Bonne nuit, lever 8h15 pour Paul, qui, après avoir « subi »
et écouté les conseils du propriétaire de l’hôtel, part faire son footing le long la rivière Kamo
sur le « chemin des philosophes ». Nous quittons le Ryokan avant 10h
(ici : personne dans les chambres entre 10 et 15h), petit déjeuner type
français dans une boulangeries/café « à la française » un truc qui
fait fureur au Japon (J’ai vu la même
chose en Chine il y a deux ans). Puis départ en bus vers le quartier Nord pour visiter une série de temples :
d’abord le temple et jardin Kinkaku-ji : il fait gris mais il ne pleut
pas, nous sommes samedi et beaucoup de
japonais sont là pour la visite, ils sont aussi plus souriants et parlent
beaucoup plus que pendant la semaine. Le temple en bois recouvert de feuilles
d’or est au milieu d’un étang et l’on déambule autour dans un milieu semi-aqueux
avec beaucoup de mousses d’un vert très clair autour de pins, cerisiers et
divers arbres très minutieusement travaillés. Une leçon de jardinage la sainte
Béatrice et son bucheron Avoyen. Puis petite marche vers le monastère
Daitoku-ji plus au Nord. C’est un ensemble de petits temples du 15 et 16°
siècle, dans un calme absolu à flanc de montagne, nous sommes ici presque
seuls, on découvre les petit jardins zen de vaguelettes de petits cailloux
finement entassés et ratissés, de roches entourées de mousses d’une gamme chromatique
allant du vert au rouge. Nous passons un excellent moment dans cet endroit
d’une grande quiétude.
L’art du
ratissage : Nous avons croisé des jardiniers concentré sur un mètre
carré de mousse ou encore des as du sécateur qui taillent les pins par morceau
de 3 cm pour sculpter des pinèdes avec
des débords étagés de branches très travaillées. Béa m’explique que le zen
permet d’atteindre ce niveau d’exigence dans le travail. Les types de ces
monastères sont tellement zen qu’ils oublient ce qu’ils sont en train de faire
(par exemple le truc vraiment casse pied : ratisser). Avec l’oubli, ils
atteignent une forme d’intelligence dans la répétition et sont capables de
produire des œuvres d’une grande minutie/perfection à partir de tâches a priori
rébarbatives.
| Kyoto : jardin zen |
La propreté : on ne va pas démentir l’image tout à fait justifié du pays le plus propre du monde. Pas un mégot à terre, les gares, tous les lieux et espaces publics et privés sont impeccables et rangés.
Deux facteurs pour comprendre ce résultat. D’abord, Le civisme et l’esprit collectif : probablement des décennies d’injonctions et désormais d’habitudes sur le sujet, via canal familial, scolaire, professionnel. Ensuite la qualité de l’organisation et les moyens des opérations de nettoyage au plus haut niveau : à la moindre impureté il y a toujours quelqu’un qui passe illico avec balais et serpière.

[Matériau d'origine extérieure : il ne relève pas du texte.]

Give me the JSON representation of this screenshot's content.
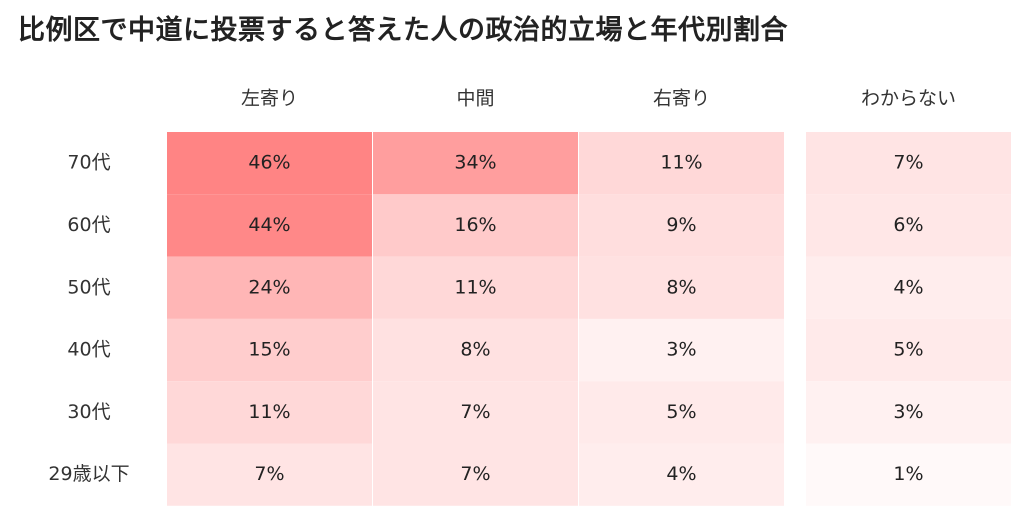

Deux points méritent une attention particulière. En dépit de la propreté et de l’organisation de l’espace public, le paysage urbain souffre de la visibilité des lignes électriques et de diverses canalisations. Il s'agit d'une simple question de coût et cela n'a rien à voir avec les problèmes sismiques ; au contraire les lignes enterrées sont moins dangeureuses en cas de tremblement de terre. Les rues sont donc parsemées d’une forte densité de poteaux très chargés de câbles/ transformateurs très inesthétiques et cela installe une forme d’anarchie étrange dans un espace fondamentalement propre. Suivez ce lien pour un point détaillé sur cette question des poteaux électriques.
Nous déjeunons rapidement
d’un plat de nouille au Sarazin en quittant le monastère. Puis marche
vers le troisième et dernier temple de la journée : Ryoan-ji. Il pleut
beaucoup, nous sommes humides, il y a du monde, c’est donc moins réussi. Retour
en bus vers la gare. On se réchauffe en prenant un café au lait dans la ville
commerciale située sous l’impressionnante gare de Kyoto. Retour au Ryokan vers 17h,
bain lecture, journal, film et diner de fruits sur place, il fait moche et nous
n’avons plus envie de sortir. Vu documentaire anglais Churchill période 14-18.